Yesterday, I gave a talk at a business convention and focused many of my remarks on email etiquette at work. As you know, I’m pretty passionate about this subject and even developed a training/edu-taining DVD (The Dirty Dozen Rules Of Email Etiquette).
My first piece of advice is “Don’t give bad news over email.” Why? Email is a weak channel of communication when it comes to conveying your intentions. This is true based on decades of communications research.
Dr. Albert Mehrabian at the University of California has studied how humans decode intentions throughout his career. His findings suggest that email is a terrible way to convey intentions. It may deliver data and simple answers, but it doesn't deliver a fraction of the communication power of a phone call or face to face meeting. Consider this graphic:
What does this mean? If you have bad news, criticism or emotional charged things to say, pick up the phone or see them face to face. This way they will understand you are a coach, not a dictator.
After my talk, an audience member approached me with a wonderful suggestion: Don’t give good news over email, either. Same reason: Email waters down the message. Additionally, email is so weak as a channel, your recipient might confuse your good news with jealousy, envy or snarkiness. “I thought you’d like to know, you got the promotion” over a blackberry could have many meanings. But a phone call with your authentic enthusiasm saying, “Dude, you got the big job!!!” conveys all the excitement and allows the moment to be powerful. Great idea.
Good for you for encouraging people not to give bad or good news via email. We need to "man up" and do the the difficult either face to face or, at least, on the phone. And that works for good news, too. Otherwise the person with good news, doesn't get the joy of hearing the enthusiastic responses of support.

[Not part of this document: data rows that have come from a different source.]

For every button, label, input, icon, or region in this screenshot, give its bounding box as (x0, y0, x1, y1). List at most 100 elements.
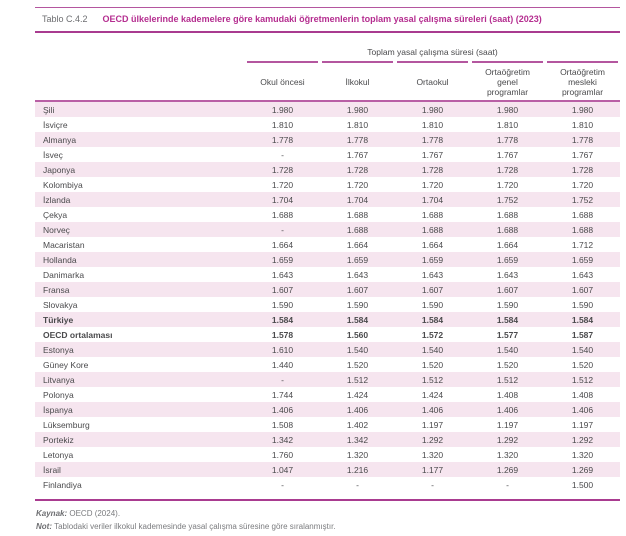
value-cell: 1.664 (346, 239, 369, 250)
value-cell: 1.540 (421, 344, 444, 355)
table-row: Polonya 1.744 1.424 1.424 1.408 1.408 (35, 387, 620, 402)
table-row: Güney Kore 1.440 1.520 1.520 1.520 1.520 (35, 357, 620, 372)
value-cell: 1.688 (271, 209, 294, 220)
table-row: Finlandiya - - - - 1.500 (35, 477, 620, 492)
underline-segment (547, 61, 618, 63)
value-cell: 1.197 (421, 419, 444, 430)
table-row: Lüksemburg 1.508 1.402 1.197 1.197 1.197 (35, 417, 620, 432)
source-label: Kaynak: (36, 509, 68, 518)
value-cell: 1.704 (421, 194, 444, 205)
column-header-okul-oncesi: Okul öncesi (260, 76, 305, 87)
table-row: Norveç - 1.688 1.688 1.688 1.688 (35, 222, 620, 237)
value-cell: 1.980 (571, 104, 594, 115)
value-cell: 1.269 (496, 464, 519, 475)
value-cell: 1.688 (496, 224, 519, 235)
country-cell: İsrail (43, 464, 61, 475)
value-cell: 1.810 (496, 119, 519, 130)
column-labels-row: Okul öncesi İlkokul Ortaokul Ortaöğretim… (35, 63, 620, 100)
value-cell: 1.980 (421, 104, 444, 115)
country-cell: Çekya (43, 209, 68, 220)
value-cell: - (281, 374, 284, 385)
value-cell: 1.520 (346, 359, 369, 370)
country-cell: Letonya (43, 449, 74, 460)
value-cell: 1.643 (421, 269, 444, 280)
value-cell: 1.744 (271, 389, 294, 400)
value-cell: 1.320 (421, 449, 444, 460)
table-title-bar: Tablo C.4.2 OECD ülkelerinde kademelere … (35, 7, 620, 33)
value-cell: 1.342 (271, 434, 294, 445)
value-cell: 1.760 (271, 449, 294, 460)
value-cell: 1.728 (496, 164, 519, 175)
value-cell: 1.590 (571, 299, 594, 310)
value-cell: 1.584 (421, 314, 444, 325)
value-cell: 1.712 (571, 239, 594, 250)
table-row: İsviçre 1.810 1.810 1.810 1.810 1.810 (35, 117, 620, 132)
column-header-empty (35, 63, 245, 100)
value-cell: 1.728 (271, 164, 294, 175)
source-text: OECD (2024). (69, 509, 121, 518)
value-cell: 1.810 (421, 119, 444, 130)
value-cell: 1.720 (271, 179, 294, 190)
value-cell: 1.320 (571, 449, 594, 460)
country-cell: Kolombiya (43, 179, 83, 190)
value-cell: 1.197 (571, 419, 594, 430)
table-row: Japonya 1.728 1.728 1.728 1.728 1.728 (35, 162, 620, 177)
value-cell: 1.177 (421, 464, 444, 475)
value-cell: 1.424 (421, 389, 444, 400)
sorting-note: Not: Tablodaki veriler ilkokul kademesin… (36, 520, 620, 533)
underline-segment (247, 61, 318, 63)
value-cell: 1.778 (496, 134, 519, 145)
column-header-area: Toplam yasal çalışma süresi (saat) Okul … (35, 33, 620, 100)
country-cell: Slovakya (43, 299, 78, 310)
value-cell: 1.512 (496, 374, 519, 385)
value-cell: 1.578 (271, 329, 294, 340)
value-cell: 1.577 (496, 329, 519, 340)
value-cell: 1.767 (421, 149, 444, 160)
value-cell: 1.402 (346, 419, 369, 430)
value-cell: 1.560 (346, 329, 369, 340)
country-cell: Estonya (43, 344, 74, 355)
value-cell: 1.587 (571, 329, 594, 340)
value-cell: 1.508 (271, 419, 294, 430)
value-cell: 1.767 (571, 149, 594, 160)
value-cell: 1.590 (421, 299, 444, 310)
column-header-ortaogretim-mesleki: Ortaöğretim mesleki programlar (560, 66, 605, 97)
value-cell: 1.810 (571, 119, 594, 130)
value-cell: 1.688 (571, 209, 594, 220)
table-row: Türkiye 1.584 1.584 1.584 1.584 1.584 (35, 312, 620, 327)
country-cell: Almanya (43, 134, 77, 145)
value-cell: 1.540 (346, 344, 369, 355)
value-cell: 1.320 (496, 449, 519, 460)
value-cell: 1.720 (346, 179, 369, 190)
value-cell: 1.980 (346, 104, 369, 115)
value-cell: 1.688 (346, 224, 369, 235)
value-cell: 1.659 (571, 254, 594, 265)
country-cell: Portekiz (43, 434, 74, 445)
value-cell: 1.688 (421, 209, 444, 220)
value-cell: 1.584 (346, 314, 369, 325)
value-cell: 1.720 (496, 179, 519, 190)
value-cell: 1.406 (271, 404, 294, 415)
footnotes: Kaynak: OECD (2024). Not: Tablodaki veri… (35, 501, 620, 533)
country-cell: İsviçre (43, 119, 68, 130)
value-cell: - (281, 149, 284, 160)
value-cell: - (356, 479, 359, 490)
value-cell: 1.810 (271, 119, 294, 130)
value-cell: 1.590 (271, 299, 294, 310)
value-cell: 1.980 (496, 104, 519, 115)
column-header-ilkokul: İlkokul (345, 76, 370, 87)
value-cell: 1.500 (571, 479, 594, 490)
country-cell: Şili (43, 104, 55, 115)
value-cell: 1.520 (496, 359, 519, 370)
value-cell: 1.408 (496, 389, 519, 400)
value-cell: 1.292 (571, 434, 594, 445)
value-cell: 1.520 (421, 359, 444, 370)
table-row: Fransa 1.607 1.607 1.607 1.607 1.607 (35, 282, 620, 297)
country-cell: İzlanda (43, 194, 71, 205)
country-cell: Fransa (43, 284, 70, 295)
column-header-ortaokul: Ortaokul (416, 76, 449, 87)
country-cell: Norveç (43, 224, 70, 235)
table-row: İsrail 1.047 1.216 1.177 1.269 1.269 (35, 462, 620, 477)
country-cell: Hollanda (43, 254, 77, 265)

Susan RoAne author How To Work a Room
Posted by: Susan RoAne | April 30, 2008 at 07:59 PM
So glad to read your caution about giving bad news over email. I wrote about that in my last three books in simple terms: just because it's easy, doesn't make it right.
As for goods on good news, I'd agree that it, too, is best done either F2F or Phone to phone. That is really the only way the good news bearer can HEAR the supportive, excited and enthusiastic response. And that feels wonderful!
Posted by: Susan RoAne | April 30, 2008 at 07:55 PM
I'm a big fan of yours, but I have to disagree on this. I'd much rather get people's good news by email.
If you give me good news by email, I can save it. Better still, I can forward it to others.